# TorchUMM：面向评估、分析与后训练的统一多模态模型代码库

- 来源：HuggingFace Daily Papers（社区热门论文）
- 发布时间：2026-04-12 08:00
- AIHOT 链接：https://aihot.virxact.com/items/cmnygovrm003rsl134lk10n3d
- 原文链接：https://arxiv.org/abs/2604.10784

## AI 摘要

研究团队发布 TorchUMM，首个支持统一多模态模型（UMMs）综合评估、分析与后训练的开源代码库。该框架兼容多种架构范式与规模等级的模型，覆盖理解、生成、编辑三大核心任务维度，并整合新旧数据集以系统评估感知、推理、组合性及指令遵循能力。通过提供统一接口和标准化评估协议，TorchUMM 实现了异构模型间的公平可复现比较，助力开发者深入洞察模型优劣，加速统一多模态系统的研发迭代。代码已开源至 GitHub。

## 正文

Recent advances in unified multimodal models (UMMs) have led to a proliferation of architectures capable of understanding, generating, and editing across visual and textual modalities. However, developing a unified framework for UMMs remains challenging due to the diversity of model architectures and the heterogeneity of training paradigms and implementation details. In this paper, we present TorchUMM, the first unified codebase for comprehensive evaluation, analysis, and post-training across diverse UMM backbones, tasks, and datasets. TorchUMM supports a broad spectrum of models covering a wide range of scales and design paradigms.
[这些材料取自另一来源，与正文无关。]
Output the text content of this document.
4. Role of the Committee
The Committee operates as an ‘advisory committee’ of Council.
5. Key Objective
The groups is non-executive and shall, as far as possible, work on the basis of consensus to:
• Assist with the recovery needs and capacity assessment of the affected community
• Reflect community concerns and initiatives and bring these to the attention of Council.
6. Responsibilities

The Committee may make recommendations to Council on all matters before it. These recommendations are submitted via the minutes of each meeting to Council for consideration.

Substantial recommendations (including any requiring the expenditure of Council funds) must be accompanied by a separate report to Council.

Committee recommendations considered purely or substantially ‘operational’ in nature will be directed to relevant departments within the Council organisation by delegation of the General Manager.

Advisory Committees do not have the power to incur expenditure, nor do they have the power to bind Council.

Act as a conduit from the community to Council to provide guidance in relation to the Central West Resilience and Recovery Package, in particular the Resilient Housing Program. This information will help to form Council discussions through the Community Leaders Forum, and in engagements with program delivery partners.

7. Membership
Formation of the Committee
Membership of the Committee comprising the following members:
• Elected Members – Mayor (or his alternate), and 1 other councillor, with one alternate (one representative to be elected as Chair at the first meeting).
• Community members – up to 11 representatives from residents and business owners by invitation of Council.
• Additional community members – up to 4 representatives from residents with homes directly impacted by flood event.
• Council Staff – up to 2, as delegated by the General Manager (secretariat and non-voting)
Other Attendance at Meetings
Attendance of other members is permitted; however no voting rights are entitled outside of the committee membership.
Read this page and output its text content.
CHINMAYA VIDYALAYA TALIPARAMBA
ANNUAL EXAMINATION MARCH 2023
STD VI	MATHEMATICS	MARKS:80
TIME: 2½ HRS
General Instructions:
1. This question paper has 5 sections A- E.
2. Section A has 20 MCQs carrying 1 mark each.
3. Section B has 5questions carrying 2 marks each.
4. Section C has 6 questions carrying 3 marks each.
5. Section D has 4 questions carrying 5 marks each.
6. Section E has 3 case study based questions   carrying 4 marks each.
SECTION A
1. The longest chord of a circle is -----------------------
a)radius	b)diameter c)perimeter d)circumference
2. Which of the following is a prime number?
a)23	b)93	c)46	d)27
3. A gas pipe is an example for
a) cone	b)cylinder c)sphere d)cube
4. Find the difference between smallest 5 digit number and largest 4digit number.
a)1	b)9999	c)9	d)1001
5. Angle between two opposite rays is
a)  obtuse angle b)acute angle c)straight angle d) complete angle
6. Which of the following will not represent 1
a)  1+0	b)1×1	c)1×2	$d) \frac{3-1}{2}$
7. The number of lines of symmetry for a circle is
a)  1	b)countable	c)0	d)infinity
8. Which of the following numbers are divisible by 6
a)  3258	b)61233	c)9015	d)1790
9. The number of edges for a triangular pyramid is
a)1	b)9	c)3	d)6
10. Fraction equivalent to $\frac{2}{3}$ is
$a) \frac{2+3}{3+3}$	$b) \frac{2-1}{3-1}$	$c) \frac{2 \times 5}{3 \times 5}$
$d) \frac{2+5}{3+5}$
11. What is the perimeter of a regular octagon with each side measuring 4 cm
Our benchmark encompasses three core task dimensions: multimodal understanding, generation, and editing, and integrates both established and novel datasets to evaluate perception, reasoning, compositionality, and instruction-following abilities. By providing a unified interface and standardized evaluation protocols, TorchUMM enables fair and reproducible comparisons across heterogeneous models and fosters deeper insights into their strengths and limitations, facilitating the development of more capable unified multimodal systems. Code is available at: https://github.com/AIFrontierLab/TorchUMM.